Funding and support for this undertaking came from a number of sources, and Turner is quick to credit the partnerships that made this renewed park possible. In addition to the in-kind contribution from GameTime and the leadership and connections provided by NRPA, HPARD has committed approximately $1.2 million to the project, which includes a $220,000 Texas Parks and Wildlife Department Urban Outdoor Recreation Grant funded with stateside dollars from the Land and Water Conservation Fund. Talley Landscape Architects provided discounted staff design work for the project and the renderings at no cost, and M2L Associates provided pragmatic design support to ensure that Talley’s concepts could be brought into reality. HCFCD will be managing the adjoining Bretshire Stormwater Detention Basin, which served as a main inspiration for this project. The Houston Parks Board has worked diligently to secure private funding and grants for this project, so far gathering $100,000 to go toward overall costs. Trees for Houston is working with a nursery to secure a donation of the 200 trees to plant. The Student Conservation Association will assist the project with youth crews and the coordination of the community volunteer day. Lastly, Harris County Precinct 2 Commissioner Jack Mormon and the City of Houston Public Works and Engineering Department continue to provide support to the project as well.
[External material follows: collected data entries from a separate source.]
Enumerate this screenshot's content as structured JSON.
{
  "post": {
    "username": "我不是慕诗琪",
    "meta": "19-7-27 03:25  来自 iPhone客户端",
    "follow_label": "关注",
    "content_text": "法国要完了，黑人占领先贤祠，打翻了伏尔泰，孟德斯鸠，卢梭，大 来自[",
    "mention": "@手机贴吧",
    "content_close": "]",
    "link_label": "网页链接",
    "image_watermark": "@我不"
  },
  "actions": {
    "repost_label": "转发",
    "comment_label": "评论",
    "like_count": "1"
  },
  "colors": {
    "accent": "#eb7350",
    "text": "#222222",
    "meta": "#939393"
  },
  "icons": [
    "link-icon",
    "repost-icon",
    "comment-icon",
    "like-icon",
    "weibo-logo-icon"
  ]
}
During the early stages, park planners brought in members of the community to gather input and ensure the final design would be welcomed by the surrounding residents. Based on the community’s response before the park is even built out, there’s little doubt that they will continue to take ownership of it and be good stewards of the park’s resources. “Every time we have a community meeting, the center is packed,” Johnson says.
Once this park is complete, the next step will be to connect it with other parks along Halls Bayou via an extended paved walking/biking trail, making it easier for the wider community to access this park and enjoy its amenities. Public demand for this plan shows just how far Shady Lane Park has already come and gives a highly optimistic glimpse toward its future.
Stay tuned for details of the Shady Lane Park dedication ceremony, which will be held on October 10 during NRPA’s Congress and Exposition in Houston. Click here
for updates and additional information.Danielle Taylor is the Associate Editor of
Parks & Recreation.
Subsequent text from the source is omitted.